3. В этом-то абсолютном факте пребывал Иисус и совершенно растворился в нем; он никогда не мог мыслить, знать или говорить чего-то кроме того, что он именно знает, что это так, что он знает это непосредственно в Боге и что он именно знает также и то самое, что он знает это в Боге. Не мог он также дать своим ученикам и иного наставления к блаженству, кроме того, что они должны стать такими, как он: ибо то. что его способ существования дает блаженство, он знал по себе самому; иначе же как по себе самому и как свой способ существования он вовсе не знал блаженной жизни и не мог поэтому иначе обозначить ее. Ведь он не знал ее в общем понятии, как знает и может обозначить ее спекулятивный философ; ибо черпал он не из понятия, но исключительно из своего самосознания.
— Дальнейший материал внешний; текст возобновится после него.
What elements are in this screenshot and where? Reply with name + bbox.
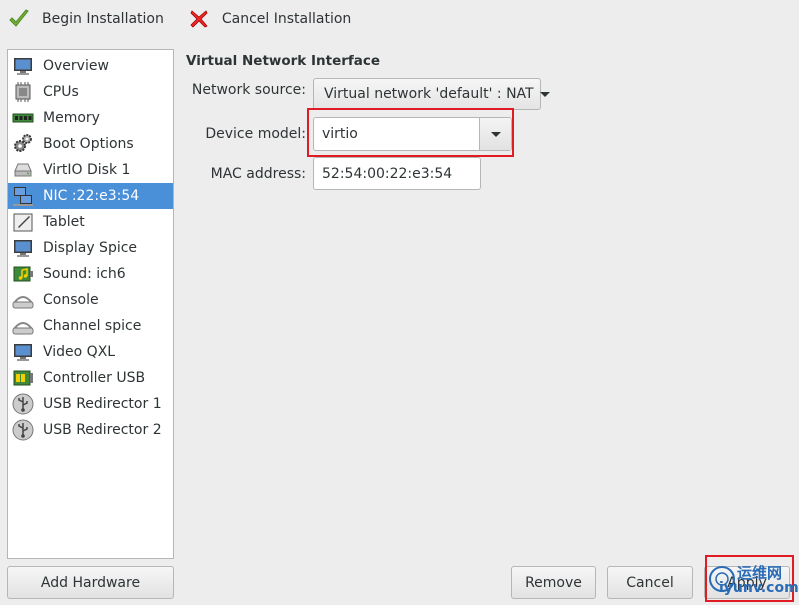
device-model-dropdown-button[interactable]: [479, 118, 511, 150]
mac-address-field[interactable]: [313, 157, 481, 190]
sidebar-item-boot-options[interactable]: Boot Options: [8, 131, 173, 157]
network-source-select[interactable]: Virtual network 'default' : NAT: [313, 78, 550, 110]
sidebar-item-label: Console: [43, 292, 99, 308]
cancel-installation-button[interactable]: Cancel Installation: [182, 1, 361, 37]
sidebar-item-label: Video QXL: [43, 344, 116, 360]
gears-icon: [11, 132, 35, 156]
sidebar-item-label: VirtIO Disk 1: [43, 162, 131, 178]
sidebar-item-cpus[interactable]: CPUs: [8, 79, 173, 105]
sidebar-item-channel-spice[interactable]: Channel spice: [8, 313, 173, 339]
display-icon: [11, 340, 35, 364]
disk-icon: [11, 158, 35, 182]
sound-card-icon: [11, 262, 35, 286]
monitor-icon: [11, 54, 35, 78]
cancel-x-icon: [190, 10, 208, 28]
sidebar-item-label: Channel spice: [43, 318, 142, 334]
memory-icon: [11, 106, 35, 130]
sidebar-item-label: CPUs: [43, 84, 79, 100]
begin-installation-label: Begin Installation: [42, 11, 164, 27]
sidebar-item-controller-usb[interactable]: Controller USB: [8, 365, 173, 391]
sidebar-item-label: USB Redirector 2: [43, 422, 162, 438]
sidebar-item-label: Boot Options: [43, 136, 134, 152]
sidebar-item-label: Sound: ich6: [43, 266, 126, 282]
chevron-down-icon: [490, 131, 501, 137]
sidebar-item-sound[interactable]: Sound: ich6: [8, 261, 173, 287]
begin-installation-button[interactable]: Begin Installation: [2, 1, 174, 37]
sidebar-item-tablet[interactable]: Tablet: [8, 209, 173, 235]
device-model-combo: [313, 117, 512, 151]
chevron-down-icon: [539, 91, 550, 97]
remove-button[interactable]: Remove: [511, 566, 596, 599]
sidebar-item-console[interactable]: Console: [8, 287, 173, 313]
sidebar-item-label: Display Spice: [43, 240, 138, 256]
sidebar-item-label: Controller USB: [43, 370, 146, 386]
sidebar-item-overview[interactable]: Overview: [8, 53, 173, 79]
add-hardware-button[interactable]: Add Hardware: [7, 566, 174, 599]
cancel-installation-label: Cancel Installation: [221, 11, 352, 27]
usb-icon: [11, 392, 35, 416]
sidebar-item-usb-redirector-2[interactable]: USB Redirector 2: [8, 417, 173, 443]
device-model-input[interactable]: [314, 119, 479, 149]
apply-button[interactable]: Apply: [704, 566, 790, 599]
sidebar-item-label: Overview: [43, 58, 109, 74]
section-title: Virtual Network Interface: [186, 53, 381, 69]
tablet-icon: [11, 210, 35, 234]
sidebar-item-video-qxl[interactable]: Video QXL: [8, 339, 173, 365]
checkmark-icon: [9, 9, 29, 27]
sidebar-item-nic[interactable]: NIC :22:e3:54: [8, 183, 173, 209]
device-model-label: Device model:: [205, 126, 306, 142]
usb-icon: [11, 418, 35, 442]
controller-icon: [11, 366, 35, 390]
serial-icon: [11, 314, 35, 338]
sidebar-item-usb-redirector-1[interactable]: USB Redirector 1: [8, 391, 173, 417]
toolbar: Begin Installation Cancel Installation: [0, 0, 799, 38]
sidebar-item-label: Memory: [43, 110, 100, 126]
sidebar-item-label: USB Redirector 1: [43, 396, 162, 412]
sidebar-item-display-spice[interactable]: Display Spice: [8, 235, 173, 261]
sidebar-item-virtio-disk[interactable]: VirtIO Disk 1: [8, 157, 173, 183]
sidebar-item-label: Tablet: [43, 214, 85, 230]
sidebar-item-memory[interactable]: Memory: [8, 105, 173, 131]
hardware-list: Overview CPUs Memory Boot Options VirtIO…: [7, 49, 174, 559]
serial-icon: [11, 288, 35, 312]
network-icon: [11, 184, 35, 208]
network-source-value: Virtual network 'default' : NAT: [324, 86, 534, 102]
mac-address-label: MAC address:: [210, 166, 306, 182]
cpu-icon: [11, 80, 35, 104]
sidebar-item-label: NIC :22:e3:54: [43, 188, 140, 204]
cancel-button[interactable]: Cancel: [607, 566, 693, 599]
display-icon: [11, 236, 35, 260]
network-source-label: Network source:: [191, 82, 306, 98]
Он понимал это исключительно исторически; и, кто принимает это так, как мы только что об этом изъяснились, тот — как мы полагаем по его примеру — также принимает это лишь исторически. В такое-то и такое время был в стране Иудейской такой человек; и этого довольно. Но тот, кто желает еще знать, кроме того, каким образом — произвольным ли устроением Божиим или по какой внутренней необходимости в Боге — стал возможен и действителен подобный индивидуум, тот перескакивает через сам факт и желает метафизицировать нечто сугубо историческое.